In reality doing things "right" will mean less cost the entire life of the product. Yes, initial profits will be delayed, but over the life profits will be higher due to lower maintenance costs (and maintenance is the majority of a software's life cycle).
Having done software professionally for 20 years, delivered five non-trivial products built from scratch to customers for business critical applications (things like block storage on a shared nothing cluster of x86 boxes and a highly available cellular base station billing interface), and worked on at least a dozen other products I disagree (three big company re-orgs in 18 months and some consulting exposed me to a lot).
Fast or good is a false dichotomy. You can have both or neither and as an added bonus choosing "fast and good" also nets "less expensive" which is the mythical holy trinity.
Do things right and you'll make your initial profits sooner - either because customers start buying that product sooner or you pivot and get your next try out there in less time.
Software (whether packaged that way, as a service, or as a hardware appliance) products are about nested feedback loops within the larger business cycle of market needs leading to customers paying you repeating as you flesh out a complete product, build a surrounding ecosystem ecosystem, go vertical, etc.
Within that are the loops surrounding things engineers identify with like writing software, writing tests, fixing bugs, and making releases.
The things you do to make maintainable code reduce the time it takes to deliver a viable product to customers on the first AND following cycles.
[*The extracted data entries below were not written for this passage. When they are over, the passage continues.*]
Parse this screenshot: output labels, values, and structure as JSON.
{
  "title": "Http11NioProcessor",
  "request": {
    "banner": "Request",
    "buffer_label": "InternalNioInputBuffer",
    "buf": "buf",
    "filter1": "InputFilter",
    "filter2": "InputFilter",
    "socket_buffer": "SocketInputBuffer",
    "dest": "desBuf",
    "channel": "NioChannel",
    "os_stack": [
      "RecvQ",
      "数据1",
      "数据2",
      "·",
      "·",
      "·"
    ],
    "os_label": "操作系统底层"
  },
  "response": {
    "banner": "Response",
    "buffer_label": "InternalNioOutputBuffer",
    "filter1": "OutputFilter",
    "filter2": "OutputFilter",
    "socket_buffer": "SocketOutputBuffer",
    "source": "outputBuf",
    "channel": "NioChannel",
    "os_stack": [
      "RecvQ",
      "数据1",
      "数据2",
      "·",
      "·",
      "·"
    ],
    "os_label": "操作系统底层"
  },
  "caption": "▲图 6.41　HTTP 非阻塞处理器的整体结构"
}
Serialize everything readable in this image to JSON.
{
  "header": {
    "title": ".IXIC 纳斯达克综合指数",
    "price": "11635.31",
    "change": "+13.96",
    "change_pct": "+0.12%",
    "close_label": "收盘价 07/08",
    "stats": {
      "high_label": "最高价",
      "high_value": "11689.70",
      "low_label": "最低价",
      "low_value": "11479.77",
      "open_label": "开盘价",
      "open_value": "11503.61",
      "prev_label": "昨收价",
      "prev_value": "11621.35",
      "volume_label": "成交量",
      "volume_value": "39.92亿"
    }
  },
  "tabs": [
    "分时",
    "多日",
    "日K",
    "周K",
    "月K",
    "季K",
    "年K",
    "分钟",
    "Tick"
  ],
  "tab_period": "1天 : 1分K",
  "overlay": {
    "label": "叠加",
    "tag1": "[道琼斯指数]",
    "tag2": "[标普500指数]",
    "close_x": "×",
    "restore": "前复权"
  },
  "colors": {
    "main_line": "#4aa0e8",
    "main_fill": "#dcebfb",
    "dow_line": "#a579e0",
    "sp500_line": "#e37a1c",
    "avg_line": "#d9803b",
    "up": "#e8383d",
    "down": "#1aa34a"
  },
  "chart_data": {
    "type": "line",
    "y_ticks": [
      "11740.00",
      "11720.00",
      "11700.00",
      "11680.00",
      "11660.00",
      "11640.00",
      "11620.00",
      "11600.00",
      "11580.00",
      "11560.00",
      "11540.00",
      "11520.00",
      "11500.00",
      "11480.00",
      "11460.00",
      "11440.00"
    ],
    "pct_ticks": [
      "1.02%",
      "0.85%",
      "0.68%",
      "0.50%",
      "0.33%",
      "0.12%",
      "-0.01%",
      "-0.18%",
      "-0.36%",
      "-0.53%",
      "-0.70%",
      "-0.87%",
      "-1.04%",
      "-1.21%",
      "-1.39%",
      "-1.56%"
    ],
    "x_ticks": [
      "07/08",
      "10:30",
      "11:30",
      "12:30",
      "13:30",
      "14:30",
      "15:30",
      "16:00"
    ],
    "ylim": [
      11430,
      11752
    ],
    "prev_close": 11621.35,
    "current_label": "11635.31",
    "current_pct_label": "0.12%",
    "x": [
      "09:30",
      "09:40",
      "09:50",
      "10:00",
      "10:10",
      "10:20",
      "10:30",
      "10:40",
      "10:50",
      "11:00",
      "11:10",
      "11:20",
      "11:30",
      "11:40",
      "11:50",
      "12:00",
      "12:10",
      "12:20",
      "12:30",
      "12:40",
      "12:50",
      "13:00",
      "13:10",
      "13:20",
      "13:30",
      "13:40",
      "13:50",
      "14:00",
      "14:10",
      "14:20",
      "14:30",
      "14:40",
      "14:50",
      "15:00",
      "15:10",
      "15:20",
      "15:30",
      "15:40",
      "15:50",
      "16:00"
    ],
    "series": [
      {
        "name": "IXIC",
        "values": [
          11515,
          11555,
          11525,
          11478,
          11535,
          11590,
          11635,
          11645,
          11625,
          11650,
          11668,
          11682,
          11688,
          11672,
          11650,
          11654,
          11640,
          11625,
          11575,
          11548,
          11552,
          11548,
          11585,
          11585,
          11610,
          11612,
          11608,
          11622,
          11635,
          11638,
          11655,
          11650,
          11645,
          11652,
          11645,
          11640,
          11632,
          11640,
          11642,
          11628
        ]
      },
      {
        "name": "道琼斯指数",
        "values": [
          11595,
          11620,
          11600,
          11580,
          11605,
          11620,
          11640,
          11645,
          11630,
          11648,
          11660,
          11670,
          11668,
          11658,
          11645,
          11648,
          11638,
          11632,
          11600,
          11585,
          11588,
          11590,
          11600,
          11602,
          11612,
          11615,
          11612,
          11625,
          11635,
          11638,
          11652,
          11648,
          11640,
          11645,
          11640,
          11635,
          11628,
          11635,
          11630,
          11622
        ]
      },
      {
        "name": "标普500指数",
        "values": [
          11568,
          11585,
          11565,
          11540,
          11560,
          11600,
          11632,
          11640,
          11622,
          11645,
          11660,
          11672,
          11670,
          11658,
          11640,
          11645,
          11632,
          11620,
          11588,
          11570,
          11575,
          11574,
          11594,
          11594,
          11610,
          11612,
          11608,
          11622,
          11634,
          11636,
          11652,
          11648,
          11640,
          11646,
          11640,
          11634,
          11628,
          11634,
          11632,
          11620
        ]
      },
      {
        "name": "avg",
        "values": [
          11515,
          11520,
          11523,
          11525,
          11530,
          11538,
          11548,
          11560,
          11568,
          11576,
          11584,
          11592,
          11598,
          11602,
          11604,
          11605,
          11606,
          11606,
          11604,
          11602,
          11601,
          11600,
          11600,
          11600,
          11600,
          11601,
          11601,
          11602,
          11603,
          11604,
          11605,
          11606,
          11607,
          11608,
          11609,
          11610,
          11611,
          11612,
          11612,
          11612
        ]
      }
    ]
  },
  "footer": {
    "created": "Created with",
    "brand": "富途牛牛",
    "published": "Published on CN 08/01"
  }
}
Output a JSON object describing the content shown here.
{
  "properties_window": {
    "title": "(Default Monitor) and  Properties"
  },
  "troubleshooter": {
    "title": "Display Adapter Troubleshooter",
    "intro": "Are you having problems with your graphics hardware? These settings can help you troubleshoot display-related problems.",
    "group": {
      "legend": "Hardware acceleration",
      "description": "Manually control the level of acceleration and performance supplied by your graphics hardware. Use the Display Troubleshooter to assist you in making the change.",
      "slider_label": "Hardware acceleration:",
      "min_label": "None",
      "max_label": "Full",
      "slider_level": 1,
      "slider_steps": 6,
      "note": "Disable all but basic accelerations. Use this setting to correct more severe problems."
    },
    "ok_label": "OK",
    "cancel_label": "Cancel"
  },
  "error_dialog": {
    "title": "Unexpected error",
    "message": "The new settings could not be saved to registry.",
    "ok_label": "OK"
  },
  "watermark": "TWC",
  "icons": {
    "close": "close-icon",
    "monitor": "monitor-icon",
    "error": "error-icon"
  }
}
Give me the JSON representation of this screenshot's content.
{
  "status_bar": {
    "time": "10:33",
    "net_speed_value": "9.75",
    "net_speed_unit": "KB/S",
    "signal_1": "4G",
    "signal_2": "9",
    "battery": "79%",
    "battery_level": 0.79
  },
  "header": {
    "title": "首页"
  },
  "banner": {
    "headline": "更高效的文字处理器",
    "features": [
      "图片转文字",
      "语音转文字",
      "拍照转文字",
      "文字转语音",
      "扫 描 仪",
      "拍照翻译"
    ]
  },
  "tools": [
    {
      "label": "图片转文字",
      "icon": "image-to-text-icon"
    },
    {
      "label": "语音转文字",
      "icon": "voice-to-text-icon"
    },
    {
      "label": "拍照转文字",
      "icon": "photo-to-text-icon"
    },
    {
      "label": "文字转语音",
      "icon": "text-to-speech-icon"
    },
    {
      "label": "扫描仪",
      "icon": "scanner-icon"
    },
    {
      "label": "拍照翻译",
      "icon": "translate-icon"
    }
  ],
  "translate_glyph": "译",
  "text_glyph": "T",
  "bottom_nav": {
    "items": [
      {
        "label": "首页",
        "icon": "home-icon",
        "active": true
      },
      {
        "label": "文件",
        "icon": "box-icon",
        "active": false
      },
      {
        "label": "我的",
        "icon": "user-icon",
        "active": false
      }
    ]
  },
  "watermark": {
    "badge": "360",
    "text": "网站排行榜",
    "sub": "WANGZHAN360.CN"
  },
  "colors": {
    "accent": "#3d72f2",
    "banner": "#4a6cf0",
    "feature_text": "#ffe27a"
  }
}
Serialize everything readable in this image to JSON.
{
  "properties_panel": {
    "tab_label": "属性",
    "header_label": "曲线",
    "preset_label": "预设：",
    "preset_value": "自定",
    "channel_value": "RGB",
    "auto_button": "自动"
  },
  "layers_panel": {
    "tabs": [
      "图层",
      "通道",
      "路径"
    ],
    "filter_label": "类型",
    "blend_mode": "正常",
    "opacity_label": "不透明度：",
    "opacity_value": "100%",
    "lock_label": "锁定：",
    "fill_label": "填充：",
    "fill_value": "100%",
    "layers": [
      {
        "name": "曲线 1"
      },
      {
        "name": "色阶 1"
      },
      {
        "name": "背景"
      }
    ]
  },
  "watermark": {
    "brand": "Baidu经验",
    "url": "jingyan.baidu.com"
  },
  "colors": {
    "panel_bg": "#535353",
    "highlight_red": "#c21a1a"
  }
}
Unit and regression tests reduce the time to fix the bugs you inevitably introduce. There's much less wasted effort when you write code, the relevant tests find a problem immediately (as opposed to waiting for a release to drop to QA or going through multiple release candidate - QA cycles followed by shipping to a customer that finds the problem), you have more information which leads to a quicker fix, and you have no context switch overhead. They also give you more latitude in what the people you have work on because there's little risk added by people working on unfamiliar code when there's enough pre-checkin coverage to make getting bugs to QA or customers unlike.y
Meaningful comments surrounding what you're doing facilitate neural pathway formation leading to a deeper understanding, more "aha!" moments, and fewer bugs. They get you back on track sooner after the inevitable context switch for tactical issues.
Refactoring reduces your bug count and time spent on problems because non-existing lines of code can't have bugs.
Things continue to improve as you get nuttier:
I was turned on to simulation (link your shipping product code to mock objects at a low level gaining control over scheduling (make it deterministic and get atypical timings via pseudo random or state search methods)) and model checking by a Digital Systems Research Center alumni I was working with on another clustered block storage appliance. It seemed neat and useful until I spent an afternoon moving a lower piece of the stack into the simulated environment and found the buffer reuse problem which had been holding up our release for a month. "Neat" became "you'd be dumb not to" for some class of software. In a subsequent commercial life I did the right things again and solved memory corruption problems which showed up under certain event orderings in hours where co-workers did not and took weeks for the same sorts of issues.
Tool building can pays huge dividends too:
A good logging system is not core to your business and something which people usually skip. However in practice it takes much less time to build a system which logs 300,000,000 (on a four year old pre-production dual socket Nehalem box) entries a second via a printf API into a circular shared memory buffer which survives process termination and allows development trace level logging in a production real time system (at only 300,000 user IOPs per second you could have 50 entries per operation before you got to a 5% performance degration and at just 10 you're pushing the measurement noise floor) and fix your first bug depending on the order of events (those take longest) than to fix a similar bug without the system. Hierarchical log categories (like protocol/replication/recovery, protocol/replication/meta_storage, etc) allowing inclusive or exclusive level based filtering (trace level for protocol except protocol/replication/messages which would be too noisy) get you there faster at effectively zero cost.